En el barranco de Lungmen se levantaba hace mucho, mucho tiempo un árbol Kiri que era el verdadero rey de la selva. Tenía tan alta la cima que podía conversar con las estrellas, y tan profundas sus raíces en la tierra, que sus anillos de bronce se mezclaban con los del dragón de plata que dormía en sus entrañas. Y ocurrió que un hechicero hizo de este árbol una arpa maravillosa, que sólo podía ser dominada por el más grande de los músicos. Durante siglos, esta arpa formó parte del tesoro de los emperadores de China, pero jamás, cuantos intentaron arrancar de ella algún sonido, vieron sus deseos coronados por el éxito. Sus esfuerzos titánicos sólo lograban arrancar de ella unas notas impregnadas de desdén; poco en armonía con los cantos que pretendían obtener.
El arpa rehusaba reconocer un dueño.
Vino por fin Peiwoh, el príncipe de los arpistas. Acarició el arpa como se acaricia un caballo indomable cuando se quiere calmarlo y pulsó dulcemente sus cuerdas. ¡Cantó las estaciones y la naturaleza toda, las altas montañas y las aguas corrientes, y todos los recuerdos aletargados en el árbol se despertaron!

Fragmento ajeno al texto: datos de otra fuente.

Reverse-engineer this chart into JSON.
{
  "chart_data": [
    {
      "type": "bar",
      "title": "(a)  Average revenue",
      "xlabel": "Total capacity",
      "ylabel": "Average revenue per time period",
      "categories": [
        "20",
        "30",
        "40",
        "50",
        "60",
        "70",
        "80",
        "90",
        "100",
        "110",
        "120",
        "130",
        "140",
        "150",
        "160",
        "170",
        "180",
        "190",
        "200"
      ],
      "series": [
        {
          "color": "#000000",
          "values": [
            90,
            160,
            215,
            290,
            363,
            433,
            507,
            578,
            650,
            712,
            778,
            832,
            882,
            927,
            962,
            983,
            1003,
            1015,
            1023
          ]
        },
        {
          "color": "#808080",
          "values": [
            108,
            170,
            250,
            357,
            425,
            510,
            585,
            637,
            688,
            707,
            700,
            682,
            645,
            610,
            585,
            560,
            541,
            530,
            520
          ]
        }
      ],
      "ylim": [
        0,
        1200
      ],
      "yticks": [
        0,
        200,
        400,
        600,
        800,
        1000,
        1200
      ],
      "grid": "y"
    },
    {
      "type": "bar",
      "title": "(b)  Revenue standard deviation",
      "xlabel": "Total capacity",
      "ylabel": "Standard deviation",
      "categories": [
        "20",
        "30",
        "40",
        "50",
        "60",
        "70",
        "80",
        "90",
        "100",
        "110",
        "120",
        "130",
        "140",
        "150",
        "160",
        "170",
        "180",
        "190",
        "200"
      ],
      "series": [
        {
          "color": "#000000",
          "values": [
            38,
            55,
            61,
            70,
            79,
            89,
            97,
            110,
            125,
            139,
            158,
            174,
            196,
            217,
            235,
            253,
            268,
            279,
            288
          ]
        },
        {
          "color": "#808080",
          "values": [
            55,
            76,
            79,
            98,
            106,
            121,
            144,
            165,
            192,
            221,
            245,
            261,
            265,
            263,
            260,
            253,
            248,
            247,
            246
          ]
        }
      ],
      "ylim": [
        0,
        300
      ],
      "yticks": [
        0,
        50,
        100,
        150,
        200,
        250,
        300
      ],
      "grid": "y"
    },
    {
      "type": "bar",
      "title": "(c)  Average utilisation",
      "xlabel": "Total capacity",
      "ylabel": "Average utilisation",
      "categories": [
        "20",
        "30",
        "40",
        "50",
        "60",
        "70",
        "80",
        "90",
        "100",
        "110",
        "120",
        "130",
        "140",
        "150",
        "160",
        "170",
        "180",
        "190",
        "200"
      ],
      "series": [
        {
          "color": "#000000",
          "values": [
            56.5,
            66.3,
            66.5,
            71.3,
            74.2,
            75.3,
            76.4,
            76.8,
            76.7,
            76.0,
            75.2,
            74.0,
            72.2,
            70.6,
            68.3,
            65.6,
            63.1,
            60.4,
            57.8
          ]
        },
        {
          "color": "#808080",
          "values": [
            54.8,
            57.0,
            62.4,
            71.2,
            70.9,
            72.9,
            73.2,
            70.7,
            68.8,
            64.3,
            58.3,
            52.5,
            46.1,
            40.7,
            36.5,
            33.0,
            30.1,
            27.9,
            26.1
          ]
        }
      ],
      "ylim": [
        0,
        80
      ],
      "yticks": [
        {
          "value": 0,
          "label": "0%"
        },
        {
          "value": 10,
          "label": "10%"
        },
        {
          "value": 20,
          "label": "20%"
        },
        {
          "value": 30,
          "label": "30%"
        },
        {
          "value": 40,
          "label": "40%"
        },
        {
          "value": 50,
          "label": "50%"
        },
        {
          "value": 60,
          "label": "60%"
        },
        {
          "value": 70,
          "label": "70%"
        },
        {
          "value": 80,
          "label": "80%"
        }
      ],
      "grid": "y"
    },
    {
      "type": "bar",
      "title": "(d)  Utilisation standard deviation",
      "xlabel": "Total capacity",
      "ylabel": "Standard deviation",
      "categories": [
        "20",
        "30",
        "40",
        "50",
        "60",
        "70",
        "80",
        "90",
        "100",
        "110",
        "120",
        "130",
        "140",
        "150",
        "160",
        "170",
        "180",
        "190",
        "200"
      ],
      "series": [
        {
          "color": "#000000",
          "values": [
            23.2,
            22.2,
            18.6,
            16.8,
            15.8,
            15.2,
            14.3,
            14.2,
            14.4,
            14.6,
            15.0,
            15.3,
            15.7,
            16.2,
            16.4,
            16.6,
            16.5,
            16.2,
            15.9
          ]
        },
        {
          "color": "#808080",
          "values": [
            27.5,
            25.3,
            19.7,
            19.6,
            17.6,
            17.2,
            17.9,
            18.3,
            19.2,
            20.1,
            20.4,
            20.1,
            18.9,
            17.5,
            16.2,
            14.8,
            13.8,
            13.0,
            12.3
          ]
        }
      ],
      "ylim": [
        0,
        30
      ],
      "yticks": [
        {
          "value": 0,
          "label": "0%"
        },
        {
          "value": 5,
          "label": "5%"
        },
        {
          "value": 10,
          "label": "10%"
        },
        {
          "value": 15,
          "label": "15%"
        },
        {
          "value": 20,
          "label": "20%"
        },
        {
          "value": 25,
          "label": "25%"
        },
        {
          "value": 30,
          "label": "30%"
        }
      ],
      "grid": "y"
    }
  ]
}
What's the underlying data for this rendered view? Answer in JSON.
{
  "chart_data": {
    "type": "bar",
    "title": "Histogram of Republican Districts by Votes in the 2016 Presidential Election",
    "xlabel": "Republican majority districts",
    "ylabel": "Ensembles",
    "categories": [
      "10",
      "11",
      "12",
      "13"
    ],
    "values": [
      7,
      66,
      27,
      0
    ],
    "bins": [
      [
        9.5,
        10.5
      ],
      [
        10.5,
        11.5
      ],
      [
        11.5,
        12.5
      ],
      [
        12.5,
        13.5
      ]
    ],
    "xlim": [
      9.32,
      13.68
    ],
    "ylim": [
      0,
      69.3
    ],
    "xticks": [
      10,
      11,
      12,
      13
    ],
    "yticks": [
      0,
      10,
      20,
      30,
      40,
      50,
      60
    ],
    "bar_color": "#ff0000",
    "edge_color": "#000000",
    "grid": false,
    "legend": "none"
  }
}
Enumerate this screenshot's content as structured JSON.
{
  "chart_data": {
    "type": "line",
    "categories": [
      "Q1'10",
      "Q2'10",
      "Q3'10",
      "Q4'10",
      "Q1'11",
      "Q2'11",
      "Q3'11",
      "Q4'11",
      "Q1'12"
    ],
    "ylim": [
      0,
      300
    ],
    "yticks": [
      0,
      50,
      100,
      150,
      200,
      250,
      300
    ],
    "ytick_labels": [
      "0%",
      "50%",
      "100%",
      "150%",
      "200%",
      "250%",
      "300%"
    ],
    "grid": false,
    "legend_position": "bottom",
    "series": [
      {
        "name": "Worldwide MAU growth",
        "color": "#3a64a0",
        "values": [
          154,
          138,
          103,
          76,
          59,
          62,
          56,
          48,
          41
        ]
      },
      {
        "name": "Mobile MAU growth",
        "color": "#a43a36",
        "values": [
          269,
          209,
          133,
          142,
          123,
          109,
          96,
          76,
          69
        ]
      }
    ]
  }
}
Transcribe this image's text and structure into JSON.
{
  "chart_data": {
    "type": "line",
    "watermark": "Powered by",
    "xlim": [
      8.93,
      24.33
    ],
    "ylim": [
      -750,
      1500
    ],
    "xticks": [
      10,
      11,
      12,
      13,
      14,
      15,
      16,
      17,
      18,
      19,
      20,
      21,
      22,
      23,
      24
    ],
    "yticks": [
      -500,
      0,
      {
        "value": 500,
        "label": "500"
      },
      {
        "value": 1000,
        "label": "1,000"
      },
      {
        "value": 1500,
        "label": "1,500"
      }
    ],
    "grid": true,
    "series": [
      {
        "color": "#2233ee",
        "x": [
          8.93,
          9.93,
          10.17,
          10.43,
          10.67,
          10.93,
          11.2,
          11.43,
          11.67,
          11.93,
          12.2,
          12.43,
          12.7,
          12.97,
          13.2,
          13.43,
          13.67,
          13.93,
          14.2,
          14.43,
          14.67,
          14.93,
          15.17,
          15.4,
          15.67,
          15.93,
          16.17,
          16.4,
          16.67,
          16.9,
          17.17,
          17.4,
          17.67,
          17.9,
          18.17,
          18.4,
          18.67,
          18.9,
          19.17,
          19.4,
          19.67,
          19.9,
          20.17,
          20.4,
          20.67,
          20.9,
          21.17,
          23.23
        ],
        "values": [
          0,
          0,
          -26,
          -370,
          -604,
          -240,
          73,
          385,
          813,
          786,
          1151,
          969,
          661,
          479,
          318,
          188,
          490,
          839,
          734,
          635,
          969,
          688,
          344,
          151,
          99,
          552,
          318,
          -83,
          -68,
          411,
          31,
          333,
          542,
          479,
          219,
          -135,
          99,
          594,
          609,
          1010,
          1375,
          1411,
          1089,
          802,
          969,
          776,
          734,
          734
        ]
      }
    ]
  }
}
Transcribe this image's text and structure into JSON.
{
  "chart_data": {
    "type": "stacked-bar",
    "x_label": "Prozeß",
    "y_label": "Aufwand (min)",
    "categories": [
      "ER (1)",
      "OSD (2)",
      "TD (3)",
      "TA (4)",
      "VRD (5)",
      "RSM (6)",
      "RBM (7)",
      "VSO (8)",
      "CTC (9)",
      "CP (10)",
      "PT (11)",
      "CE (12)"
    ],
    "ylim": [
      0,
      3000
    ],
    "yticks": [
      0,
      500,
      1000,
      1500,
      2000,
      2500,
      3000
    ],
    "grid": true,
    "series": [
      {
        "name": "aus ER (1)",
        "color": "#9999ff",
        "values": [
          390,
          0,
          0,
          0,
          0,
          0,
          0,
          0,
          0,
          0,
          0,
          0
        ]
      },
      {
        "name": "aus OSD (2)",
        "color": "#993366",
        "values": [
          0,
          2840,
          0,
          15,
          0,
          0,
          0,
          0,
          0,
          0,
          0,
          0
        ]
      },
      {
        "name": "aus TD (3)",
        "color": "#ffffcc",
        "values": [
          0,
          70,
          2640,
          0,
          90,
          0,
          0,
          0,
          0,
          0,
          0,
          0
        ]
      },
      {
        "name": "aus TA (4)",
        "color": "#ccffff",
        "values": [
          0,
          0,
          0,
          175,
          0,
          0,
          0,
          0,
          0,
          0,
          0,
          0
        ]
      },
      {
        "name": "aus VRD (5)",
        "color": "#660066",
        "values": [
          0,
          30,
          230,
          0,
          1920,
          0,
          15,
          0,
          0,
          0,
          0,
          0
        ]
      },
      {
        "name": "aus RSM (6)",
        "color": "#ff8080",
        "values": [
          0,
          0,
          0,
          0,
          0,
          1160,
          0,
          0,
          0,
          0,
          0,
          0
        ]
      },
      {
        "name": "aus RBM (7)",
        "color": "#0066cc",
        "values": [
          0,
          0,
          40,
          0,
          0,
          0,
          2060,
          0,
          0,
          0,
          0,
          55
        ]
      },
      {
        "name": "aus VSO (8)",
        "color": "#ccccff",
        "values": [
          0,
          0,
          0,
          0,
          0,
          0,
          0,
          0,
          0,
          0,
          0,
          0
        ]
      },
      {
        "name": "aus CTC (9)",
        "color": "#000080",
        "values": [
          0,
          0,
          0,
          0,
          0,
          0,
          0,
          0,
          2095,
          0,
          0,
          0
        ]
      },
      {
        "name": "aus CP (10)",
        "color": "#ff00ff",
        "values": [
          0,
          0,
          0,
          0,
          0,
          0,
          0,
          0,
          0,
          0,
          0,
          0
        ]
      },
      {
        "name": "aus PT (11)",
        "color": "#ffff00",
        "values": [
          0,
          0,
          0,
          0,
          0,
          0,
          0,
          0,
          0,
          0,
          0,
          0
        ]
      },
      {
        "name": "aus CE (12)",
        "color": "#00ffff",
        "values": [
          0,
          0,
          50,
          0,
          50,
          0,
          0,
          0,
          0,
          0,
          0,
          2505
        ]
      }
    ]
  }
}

Nuevamente la dulce brisa de la primavera se infiltró a través de las ramas. Las cataratas, al precipitarse en el arroyo, sonreían a los capullos de las flores. Otra vez se oían las voces soñadoras del verano con sus miríadas de insectos, el murmullo de la lluvia y el canto del cuclillo. ¡Oíd! Un tigre ha rugido y el eco del valle le responde. Es el otoño; en la noche desierta, la luna brilla como una espada sobre la hierba helada. El invierno; a través del aire lleno de nieve se agitan los torbellinos de cisnes y el granizo sonoro golpea las ramas con alegría salvaje.
Después Peiwoh cambió de tono y cantó el amor. Como un doncel enamorado, la selva se inclina delante de una nube parecida a una joven que vuela en las alturas; pero su paso arrastraba sobre el suelo largas sombras negras como la desesperación. Peiwoh canta la guerra; las espadas chocan y los caballos relinchan. Y en el arpa se levanta la tempestad de Lungmen; el dragón cabalga sobre el rayo, el alud se precipita desde las colinas con un ruido ensordecedor de trueno. El monarca Celeste, extasiado, pregunta a Peiwoh cuál es el secreto de su victoria. «Señor», contesta, «todos han fracasado porque sólo se cantaban a sí mismo. Yo he dejado al arpa escoger su tema y en verdad tengo que deciros que no sabía si era el arpa que dominaba a Peiwoh o Peiwoh que dominaba el arpa».
Este cuento muestra cuán difícil es el secreto del arte y cuán misterioso es su sentido. Una obra maestra es una sinfonía ejecutada con nuestros sentimientos más refinados. El verdadero arte es Peiwoh y nosotros somos el arpa de Lungmen. Al mágico contacto de la belleza, las cuerdas secretas de la belleza se despiertan y en contestación a su llamada vibramos y nos sobresaltamos.
El espíritu habla al espíritu; oímos lo que nos ha sido dicho, contemplamos lo invisible; el maestro arranca notas sin que sepamos de dónde. Recuerdos de largo tiempo olvidados vuelven a nosotros llenos de un nuevo significado. Esperanzas ahogadas por el temor, impulsos de ternura que no nos atrevemos a reconocer, se nos ofrecen rodeados de un nuevo esplendor. Nuestro espíritu es la tela sobre la que el artista pone los colores, los matices son nuestras emociones y el claroscuro está formado por la luz de nuestras alegrías y lo sombrío en nosotros y nosotros estamos en la obra maestra.